Bob Weir looks back -- at life, career

By Brent Hallenbeck

Bob Weir was speaking by phone from his home in Marin County, Calif., on an early October afternoon, less than two weeks before his 60th birthday. He was already becoming reflective in the days leading up to the milestone, wondering how he got there.

"Looking back, I think it had to have been viewed as somewhat unlikely, but it somehow happened," said the guitarist who came of age with The Grateful Dead at the height of the sex, drugs and rock 'n' roll era. "I find myself asking, 'What did I do wrong?'"

He survived the '60s, outlived his famous Grateful Dead band mate Jerry Garcia, and for much of the past dozen years has been touring with his group RatDog. Weir and his jam-flavored successor to the Dead return to Burlington for a show Friday night at Memorial Auditorium.

RatDog is making this tour without guitarist Mark Karan, who is recovering from throat cancer. Weir said Karan will be "chomping at the bit" to return quickly, something Weir will try to quell.

"I'm the boss here, and I'm probably going to -- I hate to say it because it's not my normal way -- I'm going to have to err on the side of caution," Weir said. "There's every opportunity for him to come back at least as strong if not stronger."

In the meantime, veteran guitarist Steve Kimock is filling in for Karan. "He's different; he goes different places; he's a different player than Mark is," Weir said. "When we do end up working Mark back, we're going to have to have him listen to what Steve did particularly well and see if he can cop that, and then there's stuff that Mark does that Steve doesn't do at all.

"In terms of soloing, Steve is basically a stem-winder," Weir said. "He develops a solo more slowly. Sometimes it's best to just go straight to the point, but he has a way when he does one of those long stem-winding solos so that nobody in the room misses his development. Every step of the way all the colors are filled in. It's picture-perfect; there's no ambiguosity of where he is or what he's doing. When he gets to where he's going, it's generally like Christmas."

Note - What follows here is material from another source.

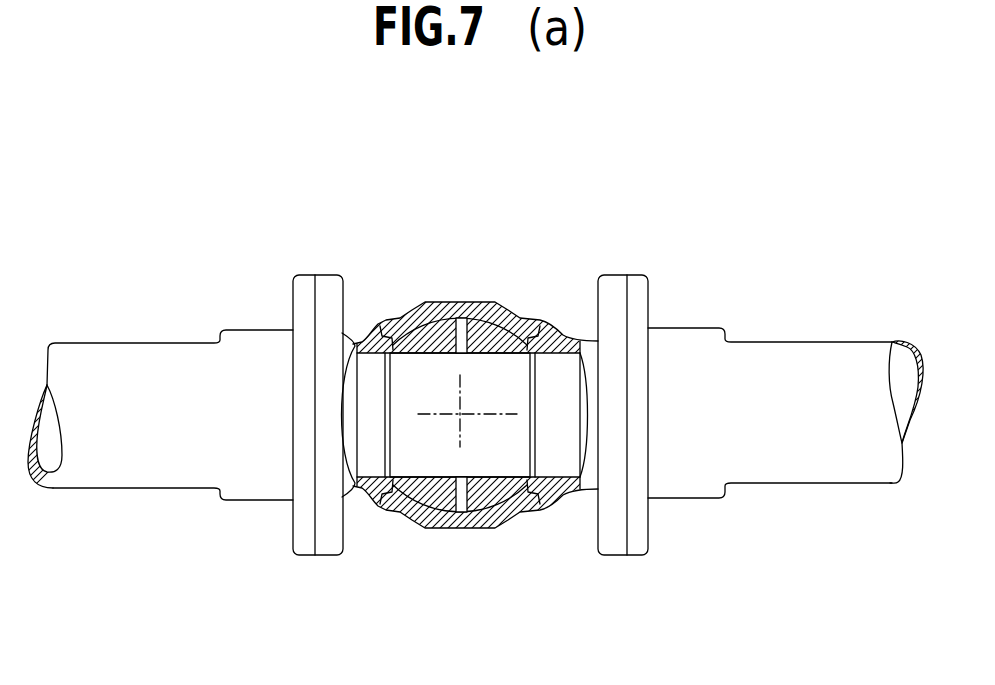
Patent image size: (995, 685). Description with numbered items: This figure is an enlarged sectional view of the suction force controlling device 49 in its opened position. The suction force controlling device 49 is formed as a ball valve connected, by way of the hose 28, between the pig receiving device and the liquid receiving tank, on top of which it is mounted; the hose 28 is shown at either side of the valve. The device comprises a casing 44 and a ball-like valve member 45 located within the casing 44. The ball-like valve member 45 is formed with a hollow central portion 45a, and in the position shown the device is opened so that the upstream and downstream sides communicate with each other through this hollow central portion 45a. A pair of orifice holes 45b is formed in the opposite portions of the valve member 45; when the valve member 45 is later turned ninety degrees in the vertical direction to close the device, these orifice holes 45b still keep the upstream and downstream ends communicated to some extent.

It's moments like that that keep Weir going as he's evolved musically from the 1960s to his 60s. He's nowhere near thinking his performing days are over.

"It's a real simple matter: It's what I'm here to do. I wouldn't know what else to do with myself," he said. "I don't play golf. I'm saving that for my golden years, and I don't think I'm there yet.

"As my drummer pointed out awhile back and I took stock in that, what great musician ever retired? I don't number myself among them, but it's a good point."